How to prove that 2 points $\varepsilon$ and 2$\varepsilon$ are indistinguishable not only in sole case? (Smooth infinitesimal analysis) There are 2 points on the Real line: $A$ and $2A$. They are indistinguishable in sole case - if $A$ is $0$.
But how to prove that $\varepsilon$ and 2$\varepsilon$ are indistinguishable not only in sole case? ($\varepsilon$ is infinitesimal)
Thanks.
 A: As you can find in e.g. Section 3 of O'Connor's SDG notes, the real line object $R$ of Smooth Infinitesimal Analysis satisfies the following: $$\forall x \in R.~x \neq 0 \rightarrow \exists y \in R. xy = 1$$
This means that if you can prove that some number $x$ is not equal to $0$, then you can find its multiplicative inverse $x^{-1}$ such that $x x^{-1} = 1$.
It follows that if $\varepsilon$ is a nilsquare infinitesimal, so that $\varepsilon^2 = 0$, then you cannot ever hope to prove that $\varepsilon \neq 0$. Why?
Assume you could somehow prove that $\varepsilon \neq 0$. Then, by the result above, you could find its multiplicative inverse $\varepsilon^{-1}$ satisfying $\varepsilon \varepsilon^{-1} = 1$. And once you found the multiplicative inverse, you could

*

*Start from the equation $\varepsilon \varepsilon = 0$;

*multiply both sides by $\varepsilon$ to get $\varepsilon\varepsilon\varepsilon^{-1} = 0 \varepsilon$;

*simplify using $\varepsilon\varepsilon^{-1} = 1$ to $\varepsilon = 0 \varepsilon$;

*use the fact that $0x = 0$ to conclude that $\varepsilon = 0$.

So we'd now have that $\varepsilon \neq 0$ and $\varepsilon = 0$, a contradiction.
This means that you cannot distinguish any infinitesimal from zero: to distinguish an infinitesimal $\varepsilon$ from zero, you'd have to assume or prove that it's not zero, i.e. that $\varepsilon \neq 0$. But as we see above, $\varepsilon \neq 0$ would give rise to a contradiction!
In practice, this means that whenever you give a proof, construction or definition starting with "take an infinitesimal $\varepsilon^2 = 0$", your proof/construction/definition has to work even in the case that $\varepsilon = 0$. You can't ever rule this case out in any way.
Now, assume that you could somehow distinguish between $\varepsilon$ and $2\varepsilon$, i.e. you could somehow prove that $2\varepsilon \neq \varepsilon$. Then, since $x \neq y$ implies $x - c \neq y - c$, we'd have that $2\varepsilon - \varepsilon \neq \varepsilon - \varepsilon$, i.e. $\varepsilon \neq 0$. But that cannot be shown, as we've seen above.
Not only can you not distinguish infinitesimals from zero, but you cannot distinguish infinitesimals from each other at all. So whenever you give a proof, construction or definition starting with "take an infinitesimal $\varepsilon^2=0$", your proof/construction/definition has to work exactly the same way for every infinitesimal. You won't be able to make distinctions like "if I picked infinitesimal $a$, do something; if I picked infinitesimal $b$, do something else".

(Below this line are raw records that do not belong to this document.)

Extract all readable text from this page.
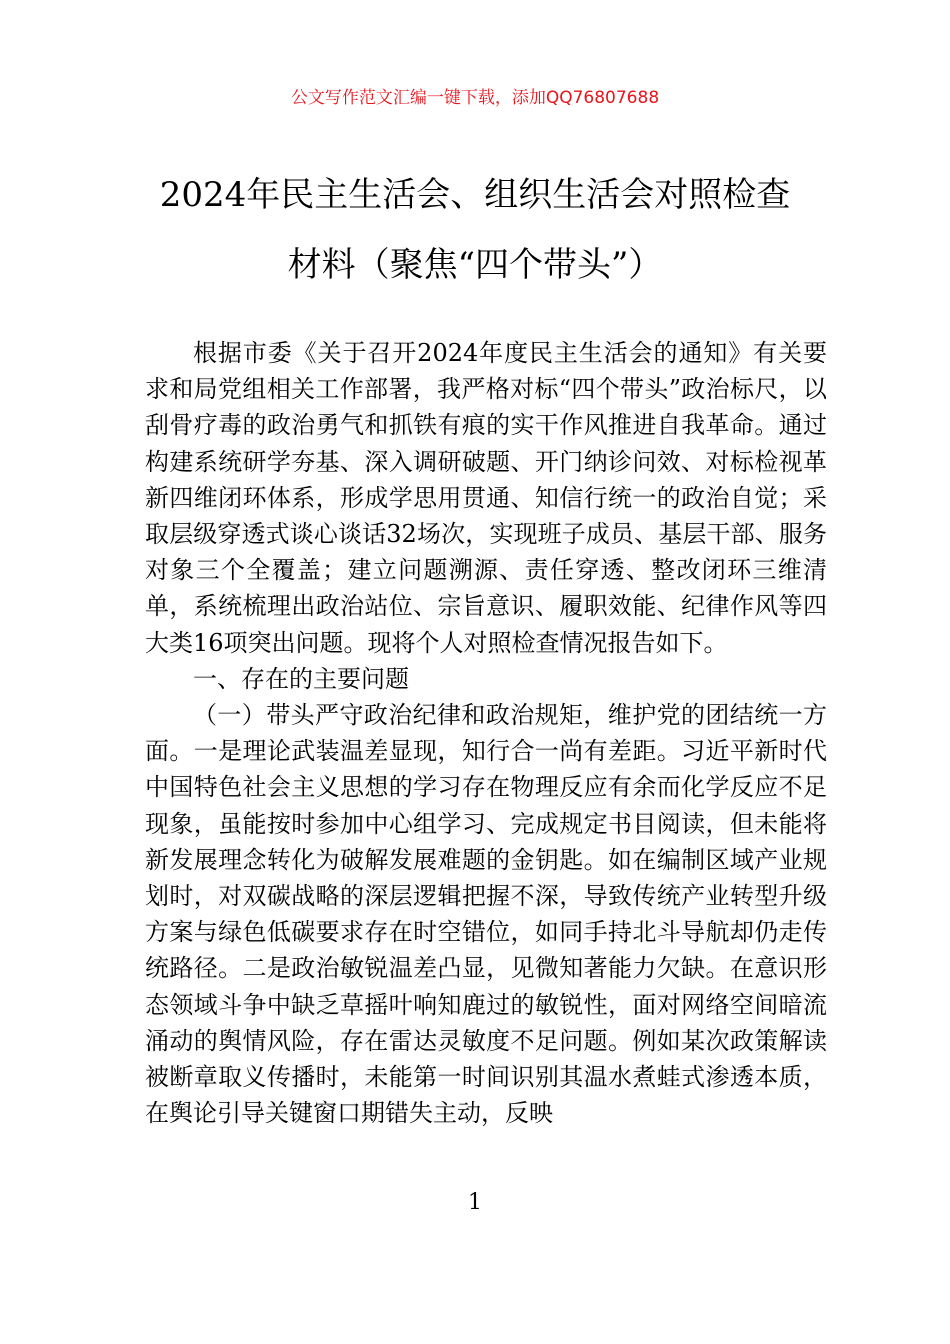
公文写作范文汇编一键下载，添加QQ76807688
2024年民主生活会、组织生活会对照检查
材料（聚焦“四个带头”）

根据市委《关于召开2024年度民主生活会的通知》有关要求和局党组相关工作部署，我严格对标“四个带头”政治标尺，以刮骨疗毒的政治勇气和抓铁有痕的实干作风推进自我革命。通过构建系统研学夯基、深入调研破题、开门纳诊问效、对标检视革新四维闭环体系，形成学思用贯通、知信行统一的政治自觉；采取层级穿透式谈心谈话32场次，实现班子成员、基层干部、服务对象三个全覆盖；建立问题溯源、责任穿透、整改闭环三维清单，系统梳理出政治站位、宗旨意识、履职效能、纪律作风等四大类16项突出问题。现将个人对照检查情况报告如下。

一、存在的主要问题

（一）带头严守政治纪律和政治规矩，维护党的团结统一方面。一是理论武装温差显现，知行合一尚有差距。习近平新时代中国特色社会主义思想的学习存在物理反应有余而化学反应不足现象，虽能按时参加中心组学习、完成规定书目阅读，但未能将新发展理念转化为破解发展难题的金钥匙。如在编制区域产业规划时，对双碳战略的深层逻辑把握不深，导致传统产业转型升级方案与绿色低碳要求存在时空错位，如同手持北斗导航却仍走传统路径。二是政治敏锐温差凸显，见微知著能力欠缺。在意识形态领域斗争中缺乏草摇叶响知鹿过的敏锐性，面对网络空间暗流涌动的舆情风险，存在雷达灵敏度不足问题。例如某次政策解读被断章取义传播时，未能第一时间识别其温水煮蛙式渗透本质，在舆论引导关键窗口期错失主动，反映

1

aside: The key thing that makes this work is the use of intuitionistic logic. If we were using classical logic, by the law of excluded middle we'd have that "$\varepsilon = 0$ or $\varepsilon \neq 0$": the second case yields a contradiction, so we'd conclude that the first case, $\varepsilon = 0$ holds, and therefore we'd conclude that the only nilsquare number in a field is zero. That's why Smooth Infinitesimal Analysis cannot work using classical logic. Thanks to intuitionistic logic, we don't have the law of excluded middle, so it need not be the case that "$\varepsilon = 0$ or $\varepsilon \neq 0$" holds, and Smooth Infinitesimal Analysis keeps working.
As a side remark, I'd like to point out that Smooth Infinitesimal Analysis is a particularly difficult setting for mastering intuitionistic logic.
When one learns constructive mathematics that relies on intuitionistic logic, one finds that certain argument forms and constructions one is used to no longer work. This naturally takes some getting used to. However, there's at least no new stuff to keep track of: at least initially, you're still learning largely the same mathematics, you just have to work a bit harder to prove your theorems.
This happens in Smooth Infinitesimal Analysis too. But you also get something more. Smooth Infinitesimal Analysis has anti-classical axioms, forms of reasoning that wouldn't work at all in classical logic (they'd yield contradictions), but happen to work in intuitionistic logic. So when you learn intuitionistic logic and SIA at the same time, you're forced to grapple with the fact that your old familiar tools no longer work, and you also have to master new tools that look like they shouldn't work. Most people find managing these interactions fairly tough.